Chainlink sedang mengalami fase akumulasi yang kuat oleh whale di pasar.
Penarikan besar-besaran LINK dari bursa menunjukkan peningkatan kepercayaan dari investor institusi.
Kemitraan dengan S&P Global dapat meningkatkan kredibilitas Chainlink di sektor keuangan tradisional.

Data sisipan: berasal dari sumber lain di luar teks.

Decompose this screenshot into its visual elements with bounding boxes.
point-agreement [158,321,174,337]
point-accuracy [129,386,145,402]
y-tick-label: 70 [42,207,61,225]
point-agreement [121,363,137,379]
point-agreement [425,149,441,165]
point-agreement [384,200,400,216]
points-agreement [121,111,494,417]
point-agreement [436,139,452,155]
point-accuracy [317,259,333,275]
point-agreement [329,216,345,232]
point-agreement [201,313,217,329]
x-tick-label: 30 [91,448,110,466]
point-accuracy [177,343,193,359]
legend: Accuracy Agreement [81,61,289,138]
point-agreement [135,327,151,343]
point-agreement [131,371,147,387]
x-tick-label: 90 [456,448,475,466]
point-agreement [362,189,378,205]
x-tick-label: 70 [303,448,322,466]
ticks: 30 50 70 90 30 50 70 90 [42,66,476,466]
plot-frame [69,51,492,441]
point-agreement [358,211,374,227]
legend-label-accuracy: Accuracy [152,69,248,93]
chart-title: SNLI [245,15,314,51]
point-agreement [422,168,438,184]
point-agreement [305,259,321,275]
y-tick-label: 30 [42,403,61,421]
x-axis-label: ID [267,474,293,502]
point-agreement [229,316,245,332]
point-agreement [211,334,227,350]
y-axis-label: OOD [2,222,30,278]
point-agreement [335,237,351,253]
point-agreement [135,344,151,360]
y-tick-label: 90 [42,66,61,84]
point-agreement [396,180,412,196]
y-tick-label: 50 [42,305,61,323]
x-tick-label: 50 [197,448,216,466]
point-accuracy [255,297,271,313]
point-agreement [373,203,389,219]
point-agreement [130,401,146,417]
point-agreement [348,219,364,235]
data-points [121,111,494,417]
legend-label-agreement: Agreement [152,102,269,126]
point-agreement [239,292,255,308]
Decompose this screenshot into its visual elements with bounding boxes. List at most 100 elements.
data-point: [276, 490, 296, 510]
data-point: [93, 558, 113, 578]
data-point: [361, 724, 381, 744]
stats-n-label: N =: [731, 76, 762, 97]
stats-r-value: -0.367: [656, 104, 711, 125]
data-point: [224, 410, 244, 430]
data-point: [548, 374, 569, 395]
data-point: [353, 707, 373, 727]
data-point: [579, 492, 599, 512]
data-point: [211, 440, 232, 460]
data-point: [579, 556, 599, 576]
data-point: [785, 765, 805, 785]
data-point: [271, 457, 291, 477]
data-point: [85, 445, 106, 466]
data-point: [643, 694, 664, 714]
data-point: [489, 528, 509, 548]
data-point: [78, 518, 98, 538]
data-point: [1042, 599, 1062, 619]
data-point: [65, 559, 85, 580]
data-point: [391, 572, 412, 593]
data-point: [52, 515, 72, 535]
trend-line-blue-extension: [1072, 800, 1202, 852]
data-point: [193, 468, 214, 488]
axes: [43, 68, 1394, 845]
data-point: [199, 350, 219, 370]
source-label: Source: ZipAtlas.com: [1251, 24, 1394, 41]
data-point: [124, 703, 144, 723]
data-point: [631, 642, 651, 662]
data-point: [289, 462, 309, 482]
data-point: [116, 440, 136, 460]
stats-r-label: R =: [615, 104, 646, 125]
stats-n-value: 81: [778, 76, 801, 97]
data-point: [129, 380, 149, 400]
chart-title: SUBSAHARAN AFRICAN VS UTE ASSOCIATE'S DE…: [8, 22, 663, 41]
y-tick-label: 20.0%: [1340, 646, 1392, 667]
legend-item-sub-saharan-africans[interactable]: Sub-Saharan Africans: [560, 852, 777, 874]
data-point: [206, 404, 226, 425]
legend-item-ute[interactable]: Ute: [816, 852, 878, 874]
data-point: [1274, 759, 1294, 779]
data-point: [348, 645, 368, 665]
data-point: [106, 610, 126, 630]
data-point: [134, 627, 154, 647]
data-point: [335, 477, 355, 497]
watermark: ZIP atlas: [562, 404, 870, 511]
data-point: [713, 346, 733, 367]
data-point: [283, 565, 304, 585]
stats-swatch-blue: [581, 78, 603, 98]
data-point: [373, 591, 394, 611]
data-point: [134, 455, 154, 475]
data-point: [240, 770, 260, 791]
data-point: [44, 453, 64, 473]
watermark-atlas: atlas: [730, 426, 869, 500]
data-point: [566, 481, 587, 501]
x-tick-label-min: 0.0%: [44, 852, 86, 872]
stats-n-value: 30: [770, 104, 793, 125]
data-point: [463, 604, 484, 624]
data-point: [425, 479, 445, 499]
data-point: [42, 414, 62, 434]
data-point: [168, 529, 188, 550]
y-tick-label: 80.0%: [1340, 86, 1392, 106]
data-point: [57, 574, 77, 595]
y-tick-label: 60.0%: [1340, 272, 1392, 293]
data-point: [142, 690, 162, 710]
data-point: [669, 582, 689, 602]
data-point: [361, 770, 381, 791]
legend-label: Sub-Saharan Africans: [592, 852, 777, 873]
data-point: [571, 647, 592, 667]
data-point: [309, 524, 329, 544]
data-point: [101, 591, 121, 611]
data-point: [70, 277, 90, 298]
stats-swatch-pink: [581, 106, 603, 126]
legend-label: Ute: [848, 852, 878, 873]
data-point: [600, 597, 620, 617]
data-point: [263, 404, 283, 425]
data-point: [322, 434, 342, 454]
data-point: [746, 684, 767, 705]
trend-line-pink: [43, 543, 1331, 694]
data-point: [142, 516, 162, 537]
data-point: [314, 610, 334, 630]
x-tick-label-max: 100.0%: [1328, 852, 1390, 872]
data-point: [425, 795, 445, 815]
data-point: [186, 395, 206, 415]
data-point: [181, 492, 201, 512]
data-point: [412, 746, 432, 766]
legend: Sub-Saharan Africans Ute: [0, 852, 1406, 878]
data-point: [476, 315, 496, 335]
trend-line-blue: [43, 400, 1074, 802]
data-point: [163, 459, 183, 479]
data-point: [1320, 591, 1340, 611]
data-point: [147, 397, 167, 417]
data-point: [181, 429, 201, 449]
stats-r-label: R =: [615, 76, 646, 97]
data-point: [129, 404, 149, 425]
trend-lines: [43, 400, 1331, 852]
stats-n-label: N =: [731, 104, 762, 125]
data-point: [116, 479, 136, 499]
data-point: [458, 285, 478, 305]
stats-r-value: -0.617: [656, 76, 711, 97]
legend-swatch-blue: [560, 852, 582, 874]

Chainlink (LINK) saat ini sedang memasuki fase penting yang disebut sebagai zona akumulasi ideal. Ini terjadi ketika data on-chain, indikator teknikal, dan sentimen pasar semuanya mendukung potensi kenaikan harga yang signifikan. Para investor besar atau paus LINK secara aktif menarik token dari bursa seperti Binance, yang mengurangi tekanan jual dan meningkatkan potensi kenaikan harga. Baru-baru ini, sebuah dompet baru menarik hampir 490.188 LINK dari Binance, menambah saldo totalnya menjadi lebih dari 771.000 LINK senilai sekitar Rp 233.80 miliar ($14 juta) . Selain itu, sekelompok 39 dompet baru secara kolektif telah menarik hampir 10 juta LINK dari bursa, terutama pasca penurunan harga LINK ke kisaran Rp 250.50 ribu ($15) pada pekan lalu. Ini menunjukkan akumulasi besar yang dilakukan oleh investor institusional dan whales. Data dari Glassnode menguatkan hal ini, menunjukan bahwa saldo LINK di bursa telah menurun secara drastis dari 205 juta menjadi 160 juta sejak bulan April 2025. Rasio akumulasi pemegang token aktif mencapai 98,9%, artinya hampir seluruh pemegang aktif sedang melakukan pembelian bersih, memberikan sinyal kuat akan tren bullish jangka panjang. Secara teknikal, LINK saat ini berada di harga sekitar Rp 30.43 juta ($18,22) dengan level resistensi utama antara Rp 32.06 juta ($19,20) hingga Rp 32.90 juta ($19,70) . Jika berhasil menembus harga di atas Rp 33.72 juta ($20,19) , momentum harga diperkirakan akan meningkat menuju target jangka pendek di Rp 39.43 juta ($23,61) dan potensi menengah hingga Rp 768.20 ribu ($46) sesuai dengan struktur gelombang Elliott Wave. Analisis ini sejalan dengan sentimen pasar dan kekuatan akumulasi dari para investor besar. Selain itu, kemitraan baru Chainlink dengan S&P Global untuk mengembangkan kerangka rating risiko stablecoin menambah kepercayaan terhadap teknologi Chainlink. Walaupun produk sudah kuat, tantangan berikutnya adalah meningkatkan permintaan nyata token lewat program insentif institusional dan pemasaran yang lebih besar untuk menarik perhatian lebih banyak investor ritel dan institusi.

Analisis Ahli

Linh Bùi
Data on-chain menunjukkan akumulasi besar oleh paus LINK dan menandakan sentimen bullish jangka panjang yang kuat, mengindikasikan potensi breakout signifikan di masa depan.